Among the men accompanying Lee to the tournament are two Americans – white trash gambler Roper (John Saxon), and a black playboy named Williams (Jim Kelly). Both men are first-rate fighters.
The film concludes with the fight to end all fights between the main adversaries, Lee and Han. This sequence is made all the more astonishing by Han’s prosthetic hand, fitted with blades in place of fingers.
The showdown is a marvel of martial acrobatics and is unrivalled for its visual ingenuity, not least because it is staged in a house of mirrors.
The plot was thin, but the fight scenes showed Lee’s genius, turned him into a Hollywood icon and captured the imagination of popular culture for generations.
Everyone wanted to do it, a hundred martial arts rip-offs were popping up, every TV cop knew how to use his legs, and the disco movement had another fad to grasp on to.
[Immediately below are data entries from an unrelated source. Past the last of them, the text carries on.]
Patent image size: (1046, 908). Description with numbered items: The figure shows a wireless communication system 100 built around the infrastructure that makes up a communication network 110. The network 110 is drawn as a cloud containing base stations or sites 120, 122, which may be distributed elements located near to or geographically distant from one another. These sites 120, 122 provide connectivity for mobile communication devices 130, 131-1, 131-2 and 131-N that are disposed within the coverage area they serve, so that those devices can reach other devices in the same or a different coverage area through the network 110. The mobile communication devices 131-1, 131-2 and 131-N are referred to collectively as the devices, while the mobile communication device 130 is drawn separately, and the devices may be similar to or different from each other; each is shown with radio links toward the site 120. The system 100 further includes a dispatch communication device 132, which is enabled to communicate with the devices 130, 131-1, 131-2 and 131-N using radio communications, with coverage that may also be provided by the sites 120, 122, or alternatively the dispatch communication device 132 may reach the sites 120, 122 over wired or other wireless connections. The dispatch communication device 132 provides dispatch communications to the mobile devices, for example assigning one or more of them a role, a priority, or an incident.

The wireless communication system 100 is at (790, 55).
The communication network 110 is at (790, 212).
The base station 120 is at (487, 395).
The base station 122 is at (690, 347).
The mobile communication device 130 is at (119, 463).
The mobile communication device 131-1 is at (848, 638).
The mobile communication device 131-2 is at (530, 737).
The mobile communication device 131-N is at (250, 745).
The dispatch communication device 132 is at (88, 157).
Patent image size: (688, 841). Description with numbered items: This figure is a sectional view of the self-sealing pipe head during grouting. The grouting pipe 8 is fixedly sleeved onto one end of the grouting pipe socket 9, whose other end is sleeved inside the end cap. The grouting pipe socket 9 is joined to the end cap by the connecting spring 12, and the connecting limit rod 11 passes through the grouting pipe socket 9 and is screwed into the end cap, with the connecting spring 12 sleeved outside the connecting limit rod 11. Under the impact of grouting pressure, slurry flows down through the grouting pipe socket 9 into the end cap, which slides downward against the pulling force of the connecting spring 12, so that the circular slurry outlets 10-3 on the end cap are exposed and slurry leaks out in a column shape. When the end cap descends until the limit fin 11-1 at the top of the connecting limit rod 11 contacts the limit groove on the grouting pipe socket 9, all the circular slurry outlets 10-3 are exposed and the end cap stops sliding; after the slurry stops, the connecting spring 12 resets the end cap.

Enter The Dragon has every 1970s and martial arts cliché you could hope for. From bad dubbing to the ultra cool cat performance of ultra afro’d Jim Kelly, to the funky wakka-wakka guitar music – and a swooshing and smacking sound effect accompanying every punch and every kick, even if nothing is actually hit.
Lee was the first Asian star to make it in Hollywood – but he never knew it. Three weeks before the premiere he was found dead in a Hong Kong apartment.
The conspiracy theories ran riot; some said he had been hit in the head too hard, or that he had been poisoned.
Then there was the ‘vibrating palm’ theory that certain Asian martial artists knew how to simply touch you and cause your internal organs to vibrate rapidly until you died.
The official verdict was that Lee had died of a brain oedema from a mysterious reaction to aspirin, and 100,000 people attended his funeral in Hong Kong. He was just 32.
If you see only one movie this year where a man with knives for fingers gets the crap kicked out of him in a hall of mirrors, let it be this one.
Jackie Chan can be clearly seen in a cameo appearance, getting his neck broken in the elaborate underground cave fight sequence.